Brian Billick's thoughts for March 10

Billick examines the Oakland Raiders' draft needs and possible playoff reseeding.

 

Raiders may draft help for secondary

 

Going 8-8 may not seem like a major accomplishment to most, but when you have had seven straight years of double digit losses like the Oakland Raiders, it was a huge step.

Not to mention a 6-0 division record that is definitely something to be proud of.

New head coach Hue Jackson helped elevate the Raiders offense to a top-10 unit and the second-ranked rushing offense in the league. Also 2008 first-round choice running back Darren McFadden (fourth overall) finally lived up to the selection.

Similarly, Oakland did a nice job in last years draft coming up with three starters in linebacker Rolando McClain, defensive tackle Lamarr Houston and offensive tackle Jared Veldheer.

If the Raiders are going to build on that momentum, they are going to have to do it without a first-round selection. They gave up what became the 17th overall pick in this year's draft to New England for Richard Seymour.

If Nnamdi Asomugha leaves via free agency, as may safety Michael Huff, they may look to shore up the secondary with their second-day picks.

The Raiders have to head east (historically tough for West Coast teams) when they take on the AFC East in 2011, but get a break in playing New England and the Jets at home. They will also have to face both of last year's NFC Championship Game representatives, Green Bay and Chicago.

 

Is playoff reseeding necessary?

 

The NFL competition committee meeting begins this week with the Baltimore Ravens' Ozzie Newsome having been a major part of this process for a decade.

The No. 1 item the committee is looking at is proposing the idea of reseeding the playoffs at the end of each season. Currently the division winner is guaranteed at least a wild-card opening round home game.

Of course, the league’s worst nightmare when this type of seeding began, was what happened this year. A sub .500 team, by way of the Seattle Seahawks out of the anemic NFC West, goes 7-9 and hosts the 11-5 reigning Super Bowl champion New Orleans Saints. The fact that the Seahawks pulled off the upset and beat the Saints 41-36 diminished the effect, but still the idea of a team that goes 11-5 having to go to a 7-9 team in the first round of the playoffs just doesn’t seem right.

Those who are against reseeding say it will devalue winning a division, but I strongly disagree. The only way a 7-9 team is going to make the playoffs is to win the division, and that should be incentive enough. Some have even proposed that we go a step further and, like the college game, say that a team has to be “bowl eligible”, or in this case at least have an 8-8 record to be allowed into the playoffs.

Is it right that the 10-6 New York Giants or the 10-6 Tampa Bay Buccaneers team, who beat the Seahawks two weeks before 38-15, be ousted from the playoffs while Seattle not only gets in, but hosts a game?

Secondly, the league has done a nice job of pushing divisional games to the end of the season to enhance the need for teams to play out the entire schedule and not sit players down when they have the division, and a playoff spot, already in hand.

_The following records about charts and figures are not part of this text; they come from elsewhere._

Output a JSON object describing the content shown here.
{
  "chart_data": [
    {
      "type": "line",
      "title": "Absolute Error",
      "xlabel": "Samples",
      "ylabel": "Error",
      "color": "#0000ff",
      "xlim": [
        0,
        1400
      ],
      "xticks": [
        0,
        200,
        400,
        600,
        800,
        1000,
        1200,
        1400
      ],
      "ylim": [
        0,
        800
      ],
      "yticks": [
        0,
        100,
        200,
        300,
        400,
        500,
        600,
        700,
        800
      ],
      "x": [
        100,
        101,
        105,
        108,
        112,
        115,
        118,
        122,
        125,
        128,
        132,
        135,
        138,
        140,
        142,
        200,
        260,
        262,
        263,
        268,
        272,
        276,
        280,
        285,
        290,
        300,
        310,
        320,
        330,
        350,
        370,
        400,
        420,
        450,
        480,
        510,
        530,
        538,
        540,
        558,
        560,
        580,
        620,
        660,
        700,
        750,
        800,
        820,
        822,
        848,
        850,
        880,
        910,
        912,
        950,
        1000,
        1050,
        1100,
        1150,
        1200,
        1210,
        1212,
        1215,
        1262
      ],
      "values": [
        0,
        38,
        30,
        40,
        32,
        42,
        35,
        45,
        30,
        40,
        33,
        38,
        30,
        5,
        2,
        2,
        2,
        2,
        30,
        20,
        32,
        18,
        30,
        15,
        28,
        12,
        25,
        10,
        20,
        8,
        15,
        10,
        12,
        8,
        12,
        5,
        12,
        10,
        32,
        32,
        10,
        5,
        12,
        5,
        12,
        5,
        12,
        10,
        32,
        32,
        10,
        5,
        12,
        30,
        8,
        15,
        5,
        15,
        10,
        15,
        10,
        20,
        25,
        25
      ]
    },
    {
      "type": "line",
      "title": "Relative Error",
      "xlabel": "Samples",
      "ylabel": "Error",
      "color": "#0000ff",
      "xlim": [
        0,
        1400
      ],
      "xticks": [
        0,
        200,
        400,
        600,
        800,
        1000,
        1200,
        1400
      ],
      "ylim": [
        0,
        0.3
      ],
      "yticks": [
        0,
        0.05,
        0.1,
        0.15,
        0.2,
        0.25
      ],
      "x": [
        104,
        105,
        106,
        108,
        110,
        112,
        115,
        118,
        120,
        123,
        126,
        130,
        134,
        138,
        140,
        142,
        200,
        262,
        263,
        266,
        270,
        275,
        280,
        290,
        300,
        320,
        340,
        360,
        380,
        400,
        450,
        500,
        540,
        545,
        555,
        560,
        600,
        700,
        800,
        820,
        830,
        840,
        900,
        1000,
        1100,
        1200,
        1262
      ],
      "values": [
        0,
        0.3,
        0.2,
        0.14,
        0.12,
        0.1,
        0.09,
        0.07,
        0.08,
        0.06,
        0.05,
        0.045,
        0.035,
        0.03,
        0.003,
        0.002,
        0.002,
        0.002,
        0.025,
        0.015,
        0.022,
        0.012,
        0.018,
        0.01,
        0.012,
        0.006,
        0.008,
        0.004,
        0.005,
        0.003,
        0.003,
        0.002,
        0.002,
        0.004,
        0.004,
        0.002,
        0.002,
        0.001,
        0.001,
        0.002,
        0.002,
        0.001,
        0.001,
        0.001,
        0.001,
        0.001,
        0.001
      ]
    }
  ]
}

By reseeding, you enhance the chances of an already playoff bound team competing to improve their seed. Or better yet, get a home game with a 12-4 record even as a wildcard.

I don’t know that there is a viable economic argument that will surface from the owners to shoot this topic down, and it has been presented before getting as many as 18-20 votes. The league needs 24 votes for this to get enacted and hopefully chairman Rich McKay, who is a proponent of this, can garner enough votes.